70. Si le caractère abusif du système de rabais d’une entreprise occupant une position dominante résulte déjà d’une appréciation d’ensemble des autres circonstances du cas d’espèce, comme nous l’avons déjà exposé ci‑avant ( 44 ), alors, d’un point de vue juridique, il n’est pas nécessaire d’effectuer une analyse des prix et des coûts du type du critère du concurrent aussi efficace.
71. Il ne peut, à plus forte raison, exister aucune obligation juridique d’effectuer une analyse à l’aune du critère du concurrent aussi efficace lorsque, étant donné la structure du marché, il est exclu qu’une autre entreprise puisse être aussi efficace que l’entreprise occupant une position dominante. Cela peut être dû aux conditions de concurrence spécifiques du marché pertinent (par exemple, parce que ce marché est caractérisé, comme en l’espèce, par des barrières élevées à l’entrée, des
économies d’échelle importantes ou des prestations de services liées à l’existence d’un réseau) ou au fait que le niveau des coûts de l’entreprise occupant une position dominante est tributaire précisément de la situation d’avantage compétitif qui place cette entreprise dans une position dominante ( 45 ).
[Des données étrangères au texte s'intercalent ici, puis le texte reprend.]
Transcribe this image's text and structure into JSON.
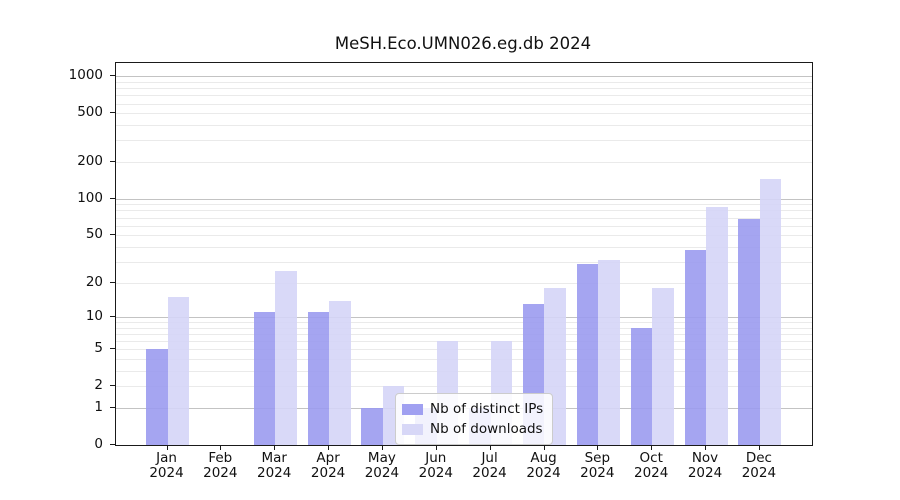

72. Dans de tels cas, il serait d’emblée absurde d’examiner, en effectuant n’importe quelle analyse des prix et des coûts, si le système de rabais de l’entreprise occupant une position dominante produit un effet d’éviction à l’égard d’un concurrent aussi efficace purement hypothétique. En effet, s’il ne peut exister aucun concurrent aussi efficace que l’entreprise occupant une position dominante, alors le critère du concurrent aussi efficace ne permettra pas de déterminer de manière fiable si des
effets d’éviction sont ou non susceptibles de se produire sur le marché.
73. Bien au contraire, sur un marché où, en raison de la présence d’une entreprise occupant une position dominante, la concurrence est tellement affaiblie que des concurrents aussi efficaces ne peuvent même pas s’y établir, il ne faut pas négliger la pression concurrentielle exercée par des entreprises moins efficaces ( 46 ). Le maintien de cette pression concurrentielle fait partie des objectifs fondamentaux de l’article 82 CE. En effet, il faut empêcher que la structure du marché et les
possibilités de choix des clients se dégradent encore davantage en raison des pratiques de l’entreprise occupant une position dominante ( 47 ).
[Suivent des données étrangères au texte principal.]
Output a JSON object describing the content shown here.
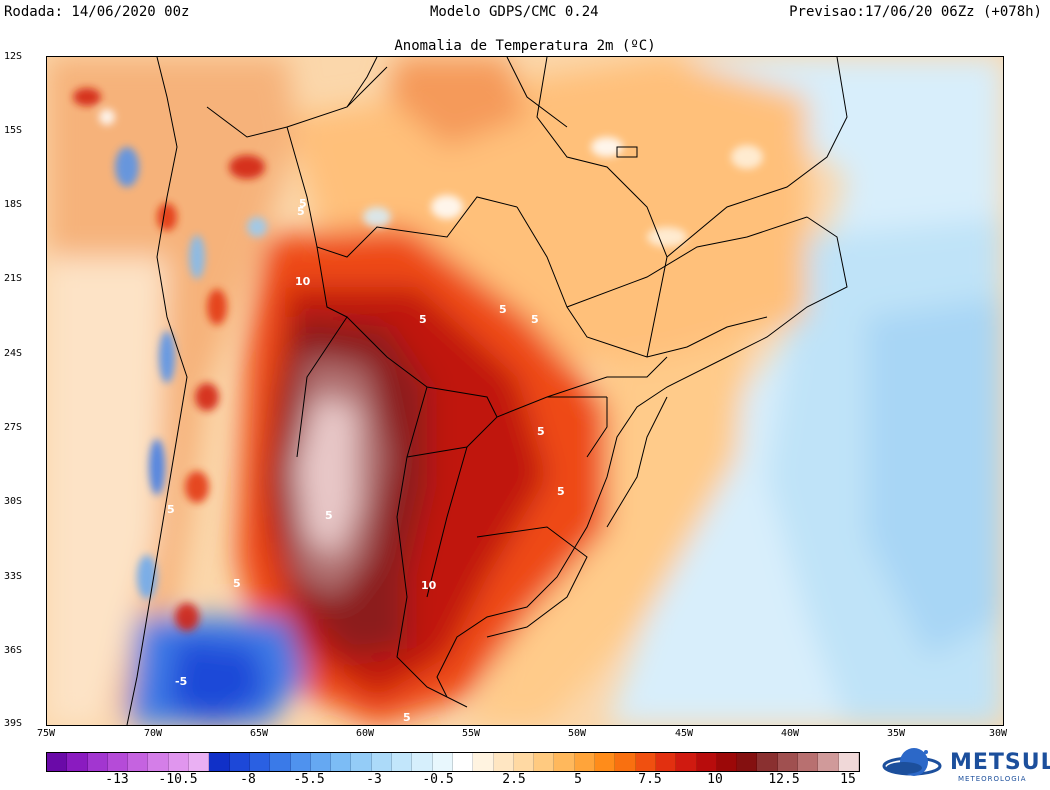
{
  "header": {
    "run": "Rodada: 14/06/2020 00z",
    "model": "Modelo GDPS/CMC 0.24",
    "forecast": "Previsao:17/06/20 06Zz (+078h)",
    "subtitle": "Anomalia de Temperatura 2m (ºC)"
  },
  "map": {
    "lat_labels": [
      "12S",
      "15S",
      "18S",
      "21S",
      "24S",
      "27S",
      "30S",
      "33S",
      "36S",
      "39S"
    ],
    "lon_labels": [
      "75W",
      "70W",
      "65W",
      "60W",
      "55W",
      "50W",
      "45W",
      "40W",
      "35W",
      "30W"
    ],
    "contour_labels": [
      "5",
      "5",
      "10",
      "5",
      "5",
      "5",
      "5",
      "5",
      "5",
      "10",
      "5",
      "5",
      "-5",
      "5"
    ]
  },
  "colorbar": {
    "ticks": [
      "-13",
      "-10.5",
      "-8",
      "-5.5",
      "-3",
      "-0.5",
      "2.5",
      "5",
      "7.5",
      "10",
      "12.5",
      "15"
    ],
    "colors": [
      "#6a0aa8",
      "#8a1bc0",
      "#a236d0",
      "#b54bd8",
      "#c563e0",
      "#d47ee8",
      "#e096ee",
      "#eab0f3",
      "#1030c8",
      "#1d48d8",
      "#2a60e2",
      "#3a7ae8",
      "#4f92ee",
      "#65a8f2",
      "#7cbcf5",
      "#94ccf7",
      "#acdaf9",
      "#c2e6fb",
      "#d6effc",
      "#e8f7fd",
      "#ffffff",
      "#fff3e0",
      "#ffe6c2",
      "#ffd9a3",
      "#ffca80",
      "#ffb85c",
      "#ffa43a",
      "#ff8c1a",
      "#f97010",
      "#f05010",
      "#e23010",
      "#d01a10",
      "#b80c0c",
      "#9c0808",
      "#841010",
      "#8a3030",
      "#a05050",
      "#b87070",
      "#d09a9a",
      "#f0d8d8"
    ]
  },
  "logo": {
    "name": "METSUL",
    "subtitle": "METEOROLOGIA"
  }
}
74. Par conséquent, l’article 82 CE interdit d’effectuer une analyse à l’aune du critère du concurrent aussi efficace sur un marché où, étant donné la structure de marché, il est exclu qu’une autre entreprise puisse être aussi efficace que l’entreprise occupant une position dominante.
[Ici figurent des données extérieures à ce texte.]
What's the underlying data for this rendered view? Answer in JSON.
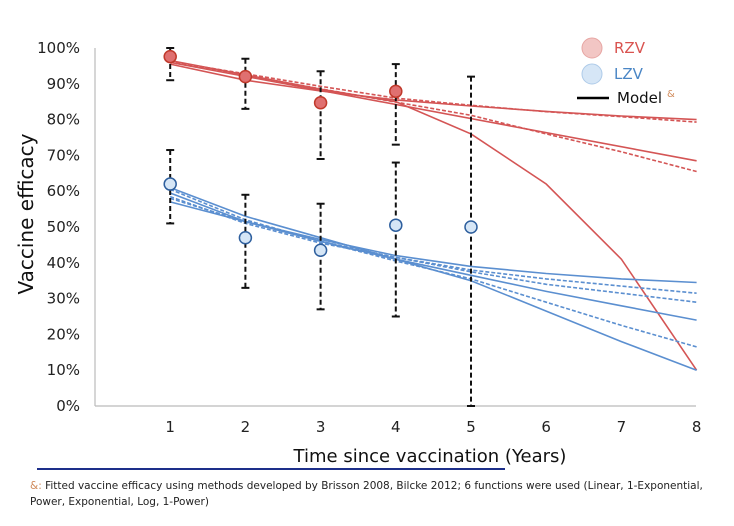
{
  "chart_data": {
    "type": "line",
    "xlabel": "Time since vaccination (Years)",
    "ylabel": "Vaccine efficacy",
    "x_ticks": [
      1,
      2,
      3,
      4,
      5,
      6,
      7,
      8
    ],
    "y_ticks": [
      "0%",
      "10%",
      "20%",
      "30%",
      "40%",
      "50%",
      "60%",
      "70%",
      "80%",
      "90%",
      "100%"
    ],
    "xlim": [
      0,
      8
    ],
    "ylim": [
      0,
      100
    ],
    "legend": [
      {
        "label": "RZV",
        "kind": "marker",
        "color": "#d9534f"
      },
      {
        "label": "LZV",
        "kind": "marker",
        "color": "#4a86c5"
      },
      {
        "label": "Model",
        "kind": "line",
        "color": "#000000",
        "superscript": "&"
      }
    ],
    "observed": [
      {
        "name": "RZV",
        "color": "#c0392b",
        "fill": "#e07070",
        "points": [
          {
            "x": 1,
            "y": 97.6,
            "lo": 91.0,
            "hi": 100.0
          },
          {
            "x": 2,
            "y": 92.0,
            "lo": 83.0,
            "hi": 97.0
          },
          {
            "x": 3,
            "y": 84.7,
            "lo": 69.0,
            "hi": 93.5
          },
          {
            "x": 4,
            "y": 87.9,
            "lo": 73.0,
            "hi": 95.5
          },
          {
            "x": 5,
            "y": null,
            "lo": 0.0,
            "hi": 92.0
          }
        ]
      },
      {
        "name": "LZV",
        "color": "#2e5f9e",
        "fill": "#d6e6f6",
        "points": [
          {
            "x": 1,
            "y": 62.0,
            "lo": 51.0,
            "hi": 71.5
          },
          {
            "x": 2,
            "y": 47.0,
            "lo": 33.0,
            "hi": 59.0
          },
          {
            "x": 3,
            "y": 43.5,
            "lo": 27.0,
            "hi": 56.5
          },
          {
            "x": 4,
            "y": 50.5,
            "lo": 25.0,
            "hi": 68.0
          },
          {
            "x": 5,
            "y": 50.0,
            "lo": null,
            "hi": null
          }
        ]
      }
    ],
    "model_curves": [
      {
        "group": "RZV",
        "style": "solid",
        "color": "#d45555",
        "x": [
          1,
          2,
          3,
          4,
          5,
          6,
          7,
          8
        ],
        "y": [
          96.5,
          92.5,
          88.5,
          85.0,
          76.0,
          62.0,
          41.0,
          10.0
        ]
      },
      {
        "group": "RZV",
        "style": "solid",
        "color": "#d45555",
        "x": [
          1,
          8
        ],
        "y": [
          96.0,
          68.5
        ]
      },
      {
        "group": "RZV",
        "style": "dashed",
        "color": "#d45555",
        "x": [
          1,
          2,
          3,
          4,
          5,
          6,
          7,
          8
        ],
        "y": [
          96.0,
          92.3,
          88.6,
          84.9,
          81.2,
          76.0,
          71.0,
          65.5
        ]
      },
      {
        "group": "RZV",
        "style": "solid",
        "color": "#d45555",
        "x": [
          1,
          2,
          3,
          4,
          5,
          6,
          7,
          8
        ],
        "y": [
          95.5,
          91.0,
          88.0,
          85.5,
          83.8,
          82.3,
          81.0,
          80.0
        ]
      },
      {
        "group": "RZV",
        "style": "dashed",
        "color": "#d45555",
        "x": [
          1,
          2,
          3,
          4,
          5,
          6,
          7,
          8
        ],
        "y": [
          96.2,
          92.8,
          89.3,
          86.0,
          84.0,
          82.2,
          80.8,
          79.3
        ]
      },
      {
        "group": "LZV",
        "style": "solid",
        "color": "#5b8fd0",
        "x": [
          1,
          2,
          3,
          4,
          5,
          6,
          7,
          8
        ],
        "y": [
          61.0,
          53.0,
          47.0,
          41.0,
          35.0,
          26.5,
          18.0,
          10.0
        ]
      },
      {
        "group": "LZV",
        "style": "dashed",
        "color": "#5b8fd0",
        "x": [
          1,
          2,
          3,
          4,
          5,
          6,
          7,
          8
        ],
        "y": [
          60.5,
          52.0,
          46.0,
          40.5,
          35.5,
          29.0,
          22.5,
          16.5
        ]
      },
      {
        "group": "LZV",
        "style": "solid",
        "color": "#5b8fd0",
        "x": [
          1,
          2,
          3,
          4,
          5,
          6,
          7,
          8
        ],
        "y": [
          59.5,
          51.5,
          46.0,
          41.0,
          36.5,
          32.0,
          28.0,
          24.0
        ]
      },
      {
        "group": "LZV",
        "style": "dashed",
        "color": "#5b8fd0",
        "x": [
          1,
          2,
          3,
          4,
          5,
          6,
          7,
          8
        ],
        "y": [
          58.5,
          51.0,
          45.5,
          41.5,
          37.5,
          34.0,
          31.5,
          29.0
        ]
      },
      {
        "group": "LZV",
        "style": "dashed",
        "color": "#5b8fd0",
        "x": [
          1,
          2,
          3,
          4,
          5,
          6,
          7,
          8
        ],
        "y": [
          58.0,
          51.5,
          46.0,
          41.5,
          38.0,
          35.5,
          33.5,
          31.5
        ]
      },
      {
        "group": "LZV",
        "style": "solid",
        "color": "#5b8fd0",
        "x": [
          1,
          2,
          3,
          4,
          5,
          6,
          7,
          8
        ],
        "y": [
          57.0,
          51.5,
          46.5,
          42.0,
          39.0,
          37.0,
          35.5,
          34.5
        ]
      }
    ]
  },
  "footnote": {
    "marker": "&:",
    "text": "Fitted vaccine efficacy using methods developed by Brisson 2008, Bilcke 2012; 6 functions were used (Linear, 1-Exponential, Power, Exponential, Log, 1-Power)"
  }
}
75. C’est pourquoi, il convient de retenir pour résumer:
L’article 82 CE ne requiert pas que le caractère abusif du système de rabais pratiqué par une entreprise occupant une position dominante sur le marché soit démontré en effectuant une analyse des prix et des coûts du type du critère du concurrent aussi efficace («As efficient competitor» Test), dès lors que le caractère abusif de ce système de rabais ressort d’une appréciation d’ensemble des autres circonstances du cas d’espèce.
Toutefois, il est loisible aux autorités et aux juridictions qui connaissent d’affaires de concurrence de recourir à une telle analyse des prix et des coûts dans le cadre de leur appréciation d’ensemble de toutes les circonstances du cas d’espèce, à moins que, étant donné la structure du marché, il soit exclu qu’une autre entreprise puisse être aussi efficace que l’entreprise occupant une position dominante.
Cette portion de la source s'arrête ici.